Following the initial wave of the coronavirus pandemic, one of the biggest stories in the Ontario real estate market was Windsor. After years of seemingly uneventful existence in the broader Canadian housing sector, the Windsor real estate market blossomed to levels unseen in years.

However, now that the Bank of Canada (BoC) is raising interest rates, multiple housing markets across the country are seeing slowing sales activity and tepid price growth.

So, what is happening in Southern Ontario anyway? Let’s take a look at the latest developments.

What’s Happening in the Windsor Real Estate Market?

In October, residential property sales plummeted at an annualized rate of more than 44 per cent, totalling just 407 units, according to new data from the Windsor-Essex County Association of Realtors. In the first ten months of 2022, Windsor real estate market sales tumbled more than 20 per cent year-over-year, with just 5,588 units.

The current state of the Windsor housing market is below historical averages: 37.1 per cent below the five-year average and 30.8 per cent below the ten-year average.

Home prices remained steady to kick off the fourth quarter of 2022, as the MLS® Home Price Index (HPI) rose 6.3 per cent from a year ago to $590,700. The HPI is considered a far more reliable measurement than average or median price gauges. That said, the average price of homes sold tumbled 1.7 per cent year-over-year to $535,628. The year-to-date average price surged 15.5 per cent to $616,643.

Here is a look at how the different residential properties performed in October:

  • Single-Family: +5.1 per cent to $636,000
  • Townhome: +27.2 per cent to $453,600
  • Apartment: +18.4 per cent to $404,200

“Sales activity will be running below typical levels for some time yet as the market continues to play catch-up with a rapidly changing interest rate environment. Looking at the monthly trend it does appear that sales have at least stabilized around levels from July and are not falling any further at the moment,” said Elica Berry, the President of the Windsor-Essex County Association of REALTORS®, in a statement. “New listings are coming in at an average pace and inventories have risen from their record lows at the beginning of the year but are still well below the historical average. We’d ideally like to see even more supply ahead of the eventual turning point when buyers decide to mark their gradual return, since our market is very well positioned to absorb a sizeable increase in inventory.”

Supply in the Windsor real estate market has improved, although some numbers are mixed from a few years ago.

The number of new residential listings slumped more than 12 per cent, totalling 813 new units.
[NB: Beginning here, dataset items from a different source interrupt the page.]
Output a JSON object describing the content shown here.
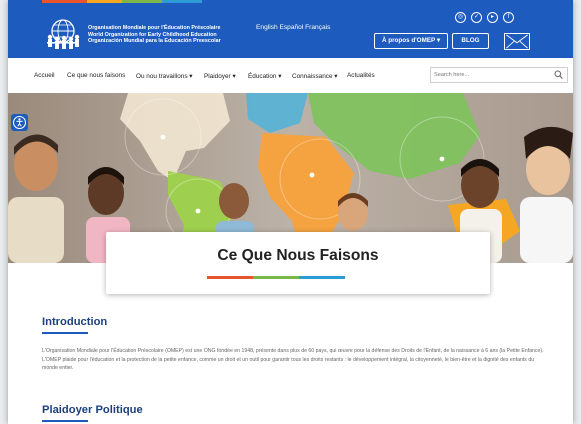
{
  "header": {
    "org_lines": [
      "Organisation Mondiale pour l'Éducation Préscolaire",
      "World Organization for Early Childhood Education",
      "Organización Mundial para la Educación Preescolar"
    ],
    "languages": "English Español Français",
    "about_button": "À propos d'OMEP",
    "blog_button": "BLOG",
    "stripe_colors": [
      "#e8542d",
      "#f5a623",
      "#7ab648",
      "#2e9ad6"
    ]
  },
  "nav": {
    "items": [
      "Accueil",
      "Ce que nous faisons",
      "Ou nou travaillons",
      "Plaidoyer",
      "Éducation",
      "Connaissance",
      "Actualités"
    ],
    "dropdown_mark": "▾",
    "search_placeholder": "Search here..."
  },
  "hero": {
    "title": "Ce Que Nous Faisons",
    "title_bar_colors": [
      "#e8542d",
      "#7ab648",
      "#2e9ad6"
    ]
  },
  "content": {
    "intro_heading": "Introduction",
    "intro_text": "L'Organisation Mondiale pour l'Éducation Préscolaire (OMEP) est une ONG fondée en 1948, présente dans plus de 60 pays, qui œuvre pour la défense des Droits de l'Enfant, de la naissance à 6 ans (la Petite Enfance). L'OMEP plaide pour l'éducation et la protection de la petite enfance, comme un droit et un outil pour garantir tous les droits restants : le développement intégral, la citoyenneté, le bien-être et la dignité des enfants du monde entier.",
    "advocacy_heading": "Plaidoyer Politique"
  },
  "colors": {
    "primary_blue": "#1e5bbf",
    "heading_blue": "#1d3f7e"
  }
}
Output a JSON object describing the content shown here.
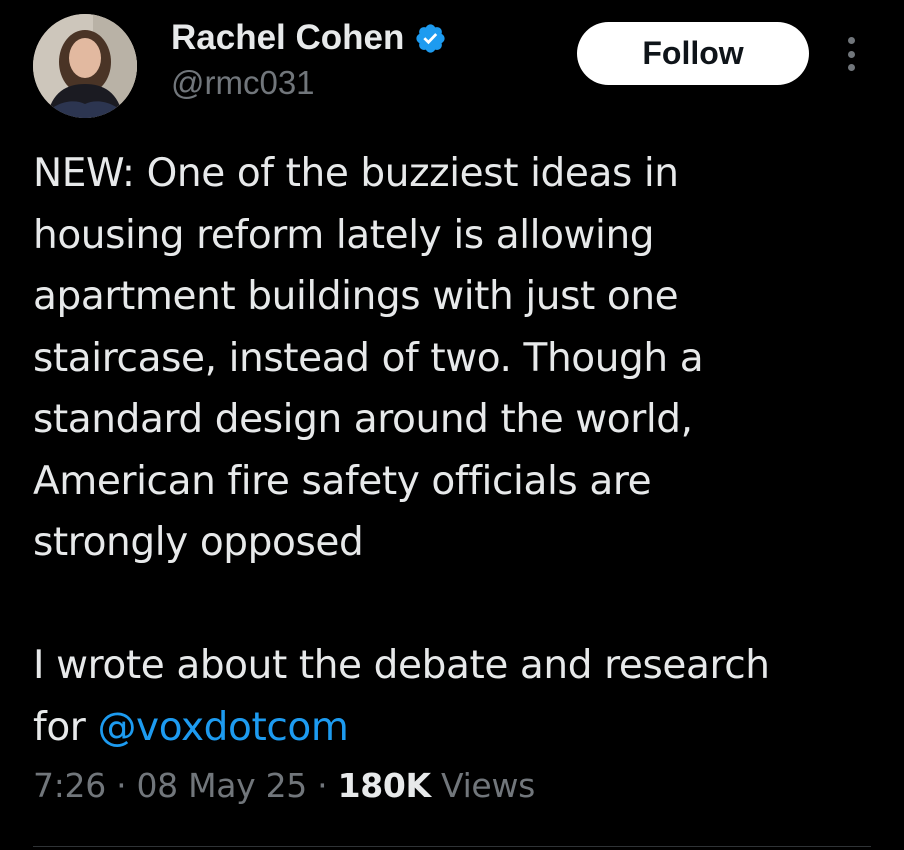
{
  "author": {
    "display_name": "Rachel Cohen",
    "handle": "@rmc031",
    "verified_icon": "verified-badge-icon",
    "avatar_icon": "profile-photo"
  },
  "actions": {
    "follow_label": "Follow",
    "more_icon": "more-vertical-icon"
  },
  "tweet": {
    "lines_p1": [
      "NEW: One of the buzziest ideas in",
      "housing reform lately is allowing",
      "apartment buildings with just one",
      "staircase, instead of two. Though a",
      "standard design around the world,",
      "American fire safety officials are",
      "strongly opposed"
    ],
    "line_p2_1": "I wrote about the debate and research",
    "line_p2_2_prefix": "for ",
    "mention": "@voxdotcom"
  },
  "meta": {
    "time": "7:26",
    "separator": " · ",
    "date": "08 May 25",
    "views_count": "180K",
    "views_label": " Views"
  },
  "colors": {
    "background": "#000000",
    "text": "#e7e9ea",
    "secondary": "#71767b",
    "accent": "#1d9bf0",
    "follow_bg": "#ffffff"
  }
}
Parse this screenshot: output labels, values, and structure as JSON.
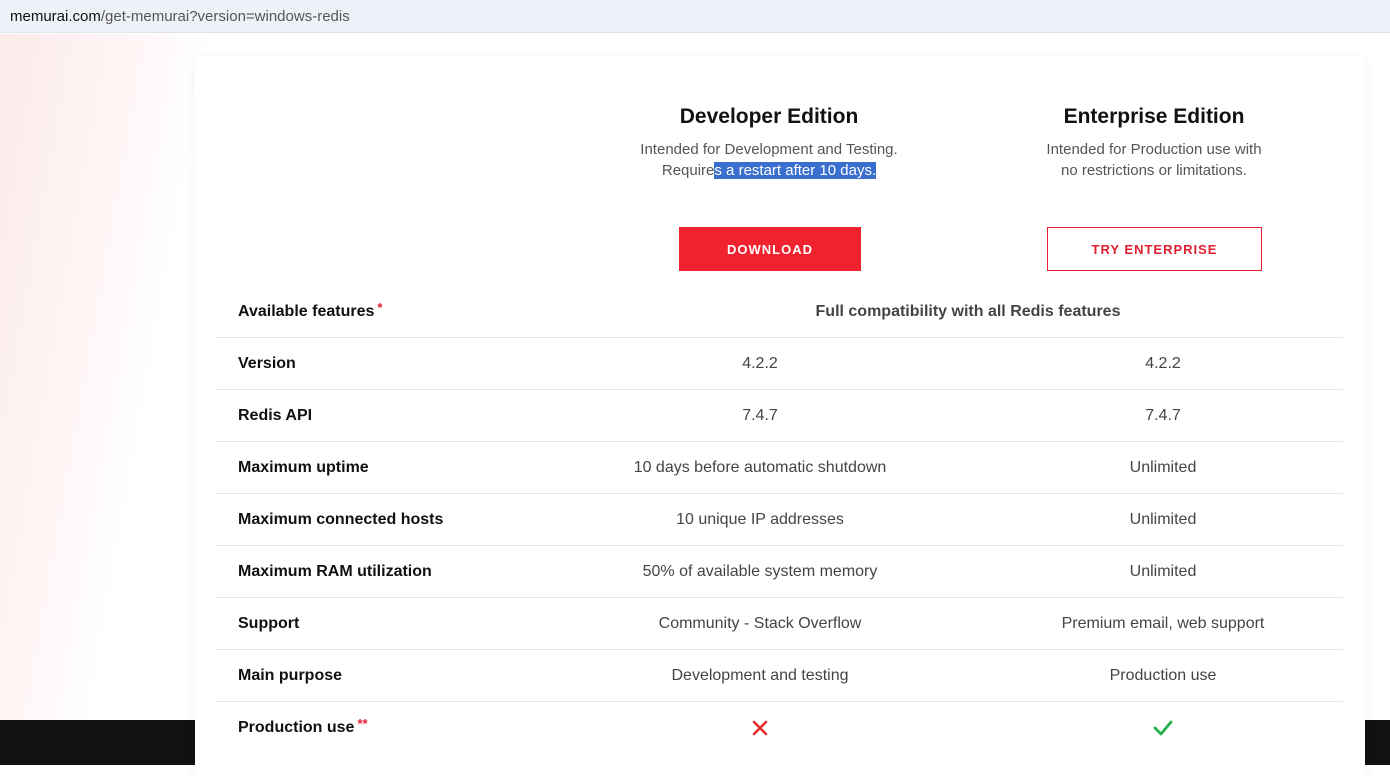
{
  "browser": {
    "url_host": "memurai.com",
    "url_path": "/get-memurai?version=windows-redis"
  },
  "editions": {
    "developer": {
      "title": "Developer Edition",
      "desc_line1": "Intended for Development and Testing.",
      "desc_line2_pre": "Require",
      "desc_line2_selected": "s a restart after 10 days.",
      "button": "DOWNLOAD"
    },
    "enterprise": {
      "title": "Enterprise Edition",
      "desc_line1": "Intended for Production use with",
      "desc_line2": "no restrictions or limitations.",
      "button": "TRY ENTERPRISE"
    }
  },
  "features": {
    "available_label": "Available features",
    "available_star": "*",
    "available_value": "Full compatibility with all Redis features",
    "rows": [
      {
        "label": "Version",
        "developer": "4.2.2",
        "enterprise": "4.2.2"
      },
      {
        "label": "Redis API",
        "developer": "7.4.7",
        "enterprise": "7.4.7"
      },
      {
        "label": "Maximum uptime",
        "developer": "10 days before automatic shutdown",
        "enterprise": "Unlimited"
      },
      {
        "label": "Maximum connected hosts",
        "developer": "10 unique IP addresses",
        "enterprise": "Unlimited"
      },
      {
        "label": "Maximum RAM utilization",
        "developer": "50% of available system memory",
        "enterprise": "Unlimited"
      },
      {
        "label": "Support",
        "developer": "Community - Stack Overflow",
        "enterprise": "Premium email, web support"
      },
      {
        "label": "Main purpose",
        "developer": "Development and testing",
        "enterprise": "Production use"
      }
    ],
    "production_label": "Production use",
    "production_star": "**",
    "production_developer_icon": "cross-icon",
    "production_enterprise_icon": "check-icon"
  },
  "colors": {
    "accent_red": "#f0222f",
    "check_green": "#22b14c",
    "selection_blue": "#3a6fd0"
  }
}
This is 6.4 per cent below the five-year average and relatively unchanged from a decade ago for this time of the year.

Active residential listings spiked about 83 per cent to 1,273 units, the best performance for the month of October in more than five years. However, active listings are 12 per cent below the ten-year average.

In addition, the months of inventory at the end of October came in at 3.1, triple the one month from last year. This is also higher than the long-run average of 2.7 months. The number of months of supply represents the number of months it would take to sell current stocks at the present rate of sales activity.

New housing construction levels have been robust this year, though they ostensibly cooled off in October. According to Canada Mortgage and Housing Corporation (CMHC), housing starts slipped 23 per cent year-over-year, totalling 77 units. However, in the first ten months of the year, housing starts advanced close to 12 per cent to 1,338 units.

Is Stability Coming for Housing?

A correction and stabilization are now succeeding the frenzy of 2020 and 2021. The Canadian real estate market was on an unsustainable path during the COVID-19 public health crisis, fuelled by historically low interest rates and households flush with cash and borrowing abilities.

The Windsor housing sector certainly benefited from this and is now going through a downturn. But this could be good news for first-time homebuyers who want to achieve the Canadian dream of homeownership. Windsor has quickly become a desirable place for many Ontarian families.

While Windsor may be enduring a decline, it will not last forever. In fact, with mortgage rates potentially peaking, this could be a terrific buying opportunity for prospective homeowners.